Au Canada, le seul moyen de lutte chimique autorisé contre l’agrile du frêne est l’injection d’insecticide dans le tronc de certains arbres (Urban Forest Innovations Inc., 2014; Lyons, comm. pers., 2014), et trois insecticides sont autorisés à cette fin : le TreeAzin (azadirachtine 5 %), le Confidor 200 SL (imidaclopride 17,1 %) et l’ACECAP 97 (acéphate). Le coût moyen du traitement au TreeAzin peut aller de 4 à 7 $ par cm de DHP, soit 160 à 280 $ pour un arbre de 40 cm de DHP, tous les deux ans (Urban Forest Innovations Inc., 2014). Des études menées dans des municipalités urbaines ont permis de comparer le coût de ce traitement préventif à celui de l’enlèvement des frênes morts ou malades (appartenant à d’autres espèces que le frêne bleu) et de conclure que les mesures préventives sont trop chères (McKenney et Pedlar, 2012; McKenney et coll., 2012). Cependant, dans le cas du frêne bleu, qui est une espèce en péril, il conviendrait d’évaluer plus à fond le recours à la lutte chimique pour un certain nombre d’individus poussant en forêt et d’envisager cette mesure de gestion pour préserver au moins un certain nombre d’individus matures sains sélectionnés à cette fin. Les individus sains ainsi protégés pourront ensuite servir de sources de semences et aider à la conservation et au rétablissement de l’espèce.

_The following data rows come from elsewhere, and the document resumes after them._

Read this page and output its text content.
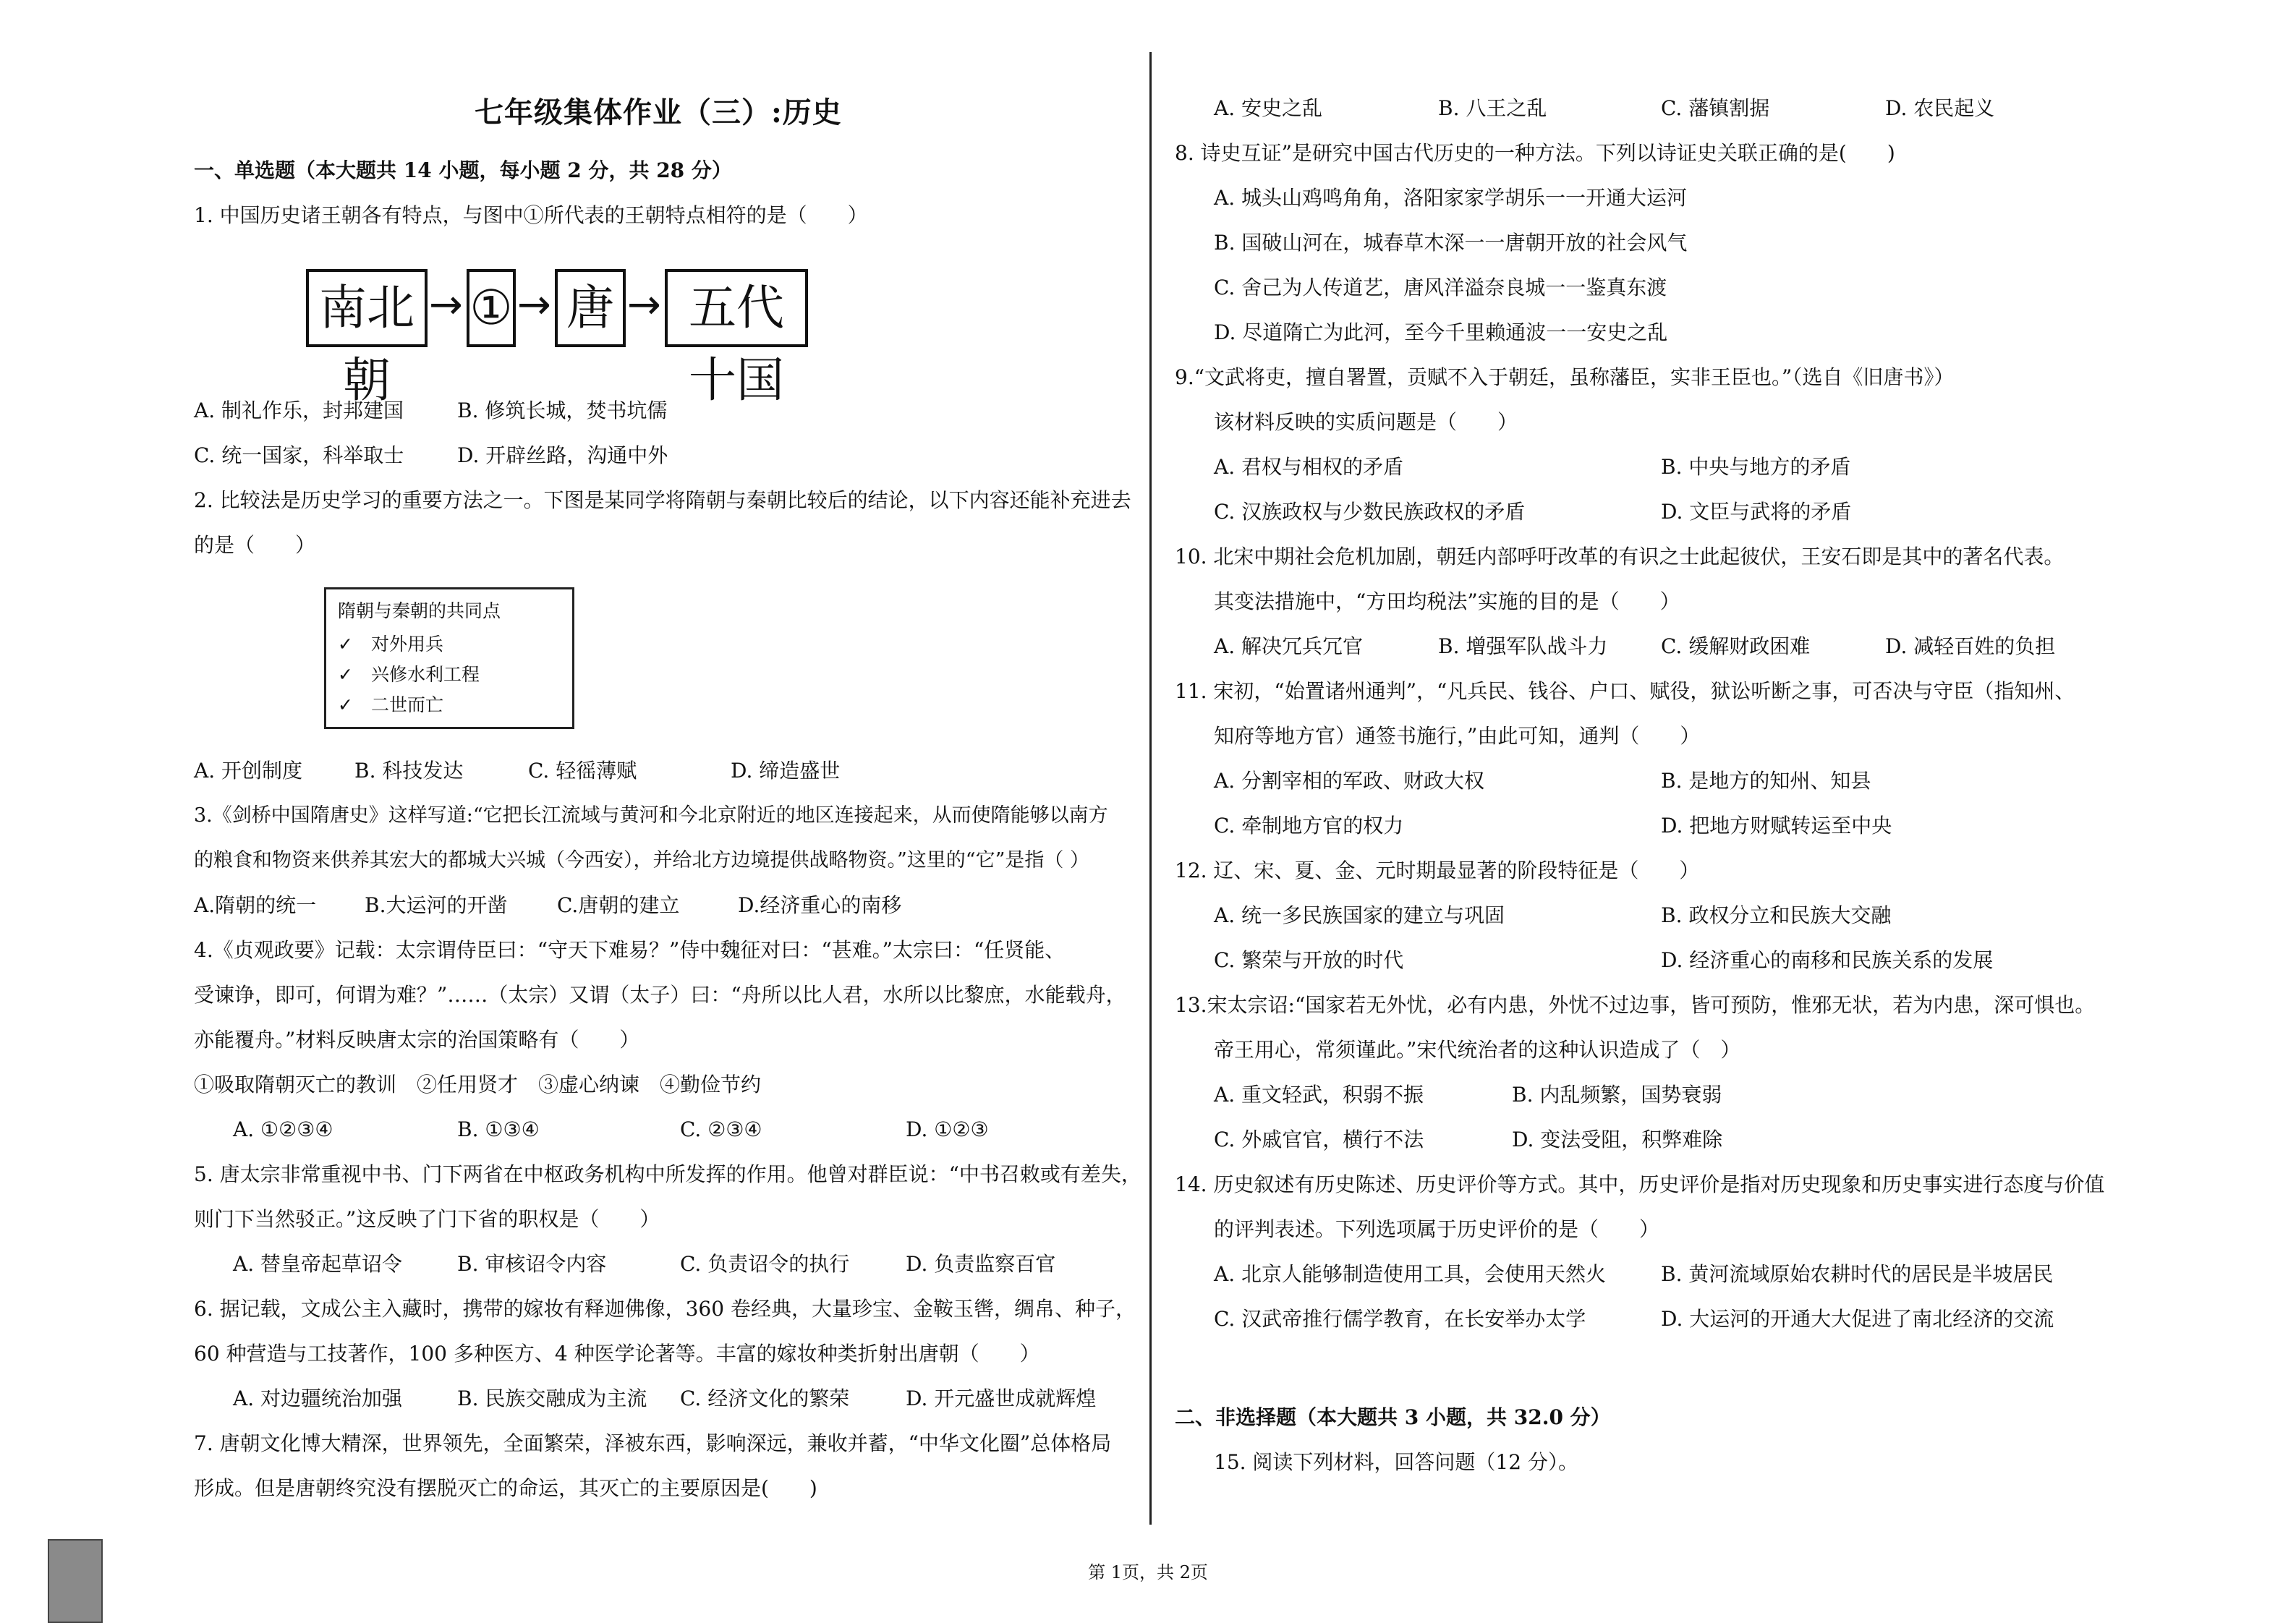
七年级集体作业（三）:历史
一、单选题（本大题共 14 小题，每小题 2 分，共 28 分）
1. 中国历史诸王朝各有特点，与图中①所代表的王朝特点相符的是（　　）
南北朝
→ ① → 唐 → 五代十国
A. 制礼作乐，封邦建国	B. 修筑长城，焚书坑儒
C. 统一国家，科举取士	D. 开辟丝路，沟通中外
2. 比较法是历史学习的重要方法之一。下图是某同学将隋朝与秦朝比较后的结论，以下内容还能补充进去
的是（　　）
隋朝与秦朝的共同点
✓　对外用兵
✓　兴修水利工程
✓　二世而亡
A. 开创制度	B. 科技发达	C. 轻徭薄赋	D. 缔造盛世
3.《剑桥中国隋唐史》这样写道:“它把长江流域与黄河和今北京附近的地区连接起来，从而使隋能够以南方
的粮食和物资来供养其宏大的都城大兴城（今西安），并给北方边境提供战略物资。”这里的“它”是指（ ）
A.隋朝的统一 B.大运河的开凿 C.唐朝的建立	D.经济重心的南移
4.《贞观政要》记载：太宗谓侍臣曰：“守天下难易？”侍中魏征对曰：“甚难。”太宗曰：“任贤能、
受谏诤，即可，何谓为难？”……（太宗）又谓（太子）曰：“舟所以比人君，水所以比黎庶，水能载舟，
亦能覆舟。”材料反映唐太宗的治国策略有（　　）
①吸取隋朝灭亡的教训　②任用贤才　③虚心纳谏　④勤俭节约
A. ①②③④	B. ①③④	C. ②③④	D. ①②③
5. 唐太宗非常重视中书、门下两省在中枢政务机构中所发挥的作用。他曾对群臣说：“中书召敕或有差失，
则门下当然驳正。”这反映了门下省的职权是（　　）
A. 替皇帝起草诏令	B. 审核诏令内容	C. 负责诏令的执行	D. 负责监察百官
6. 据记载，文成公主入藏时，携带的嫁妆有释迦佛像，360 卷经典，大量珍宝、金鞍玉辔，绸帛、种子，
60 种营造与工技著作，100 多种医方、4 种医学论著等。丰富的嫁妆种类折射出唐朝（　　）
A. 对边疆统治加强	B. 民族交融成为主流 C. 经济文化的繁荣	D. 开元盛世成就辉煌
7. 唐朝文化博大精深，世界领先，全面繁荣，泽被东西，影响深远，兼收并蓄，“中华文化圈”总体格局
形成。但是唐朝终究没有摆脱灭亡的命运，其灭亡的主要原因是(　　)
A. 安史之乱	B. 八王之乱	C. 藩镇割据	D. 农民起义
8. 诗史互证”是研究中国古代历史的一种方法。下列以诗证史关联正确的是(　　)
A. 城头山鸡鸣角角，洛阳家家学胡乐一一开通大运河
B. 国破山河在，城春草木深一一唐朝开放的社会风气
C. 舍己为人传道艺，唐风洋溢奈良城一一鉴真东渡
D. 尽道隋亡为此河，至今千里赖通波一一安史之乱
9.“文武将吏，擅自署置，贡赋不入于朝廷，虽称藩臣，实非王臣也。”（选自《旧唐书》）
该材料反映的实质问题是（　　）
A. 君权与相权的矛盾	B. 中央与地方的矛盾
C. 汉族政权与少数民族政权的矛盾	D. 文臣与武将的矛盾
10. 北宋中期社会危机加剧，朝廷内部呼吁改革的有识之士此起彼伏，王安石即是其中的著名代表。
其变法措施中，“方田均税法”实施的目的是（　　）
A. 解决冗兵冗官	B. 增强军队战斗力	C. 缓解财政困难	D. 减轻百姓的负担
11. 宋初，“始置诸州通判”，“凡兵民、钱谷、户口、赋役，狱讼听断之事，可否决与守臣（指知州、
知府等地方官）通签书施行，”由此可知，通判（　　）
A. 分割宰相的军政、财政大权	B. 是地方的知州、知县
C. 牵制地方官的权力	D. 把地方财赋转运至中央
12. 辽、宋、夏、金、元时期最显著的阶段特征是（　　）
A. 统一多民族国家的建立与巩固	B. 政权分立和民族大交融
C. 繁荣与开放的时代	D. 经济重心的南移和民族关系的发展
13.宋太宗诏:“国家若无外忧，必有内患，外忧不过边事，皆可预防，惟邪无状，若为内患，深可惧也。
帝王用心，常须谨此。”宋代统治者的这种认识造成了（　）
A. 重文轻武，积弱不振	B. 内乱频繁，国势衰弱
C. 外戚官官，横行不法	D. 变法受阻，积弊难除
14. 历史叙述有历史陈述、历史评价等方式。其中，历史评价是指对历史现象和历史事实进行态度与价值
的评判表述。下列选项属于历史评价的是（　　）
A. 北京人能够制造使用工具，会使用天然火	B. 黄河流域原始农耕时代的居民是半坡居民
C. 汉武帝推行儒学教育，在长安举办太学	D. 大运河的开通大大促进了南北经济的交流
二、非选择题（本大题共 3 小题，共 32.0 分）
15. 阅读下列材料，回答问题（12 分）。
第 1页，共 2页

Les pratiques de lutte intégrée utilisées aux États-Unis contre l’agrile du frêne ont été résumées par Herms et coll. (2009). On a évalué plusieurs méthodes faisant appel à des produits chimiques différents, dont l’injection dans le sol, le bassinage du sol, l’injection dans le tronc, la pulvérisation sur le bas du tronc ainsi que la pulvérisation d’un enduit protecteur sur le tronc, les branches principales et le feuillage (Herms et coll., 2009). Cependant, ces produits et ces pratiques ne sont pas homologués au Canada. Il faut prendre en compte le mouvement des pesticides vers les écosystèmes environnants et l’impact de ces produits sur les autres organismes, afin de garantir que ces moyens de lutte éventuels n’entraînent pas des menaces à long terme pour le frêne bleu ou toute autre espèce (voir annexe A).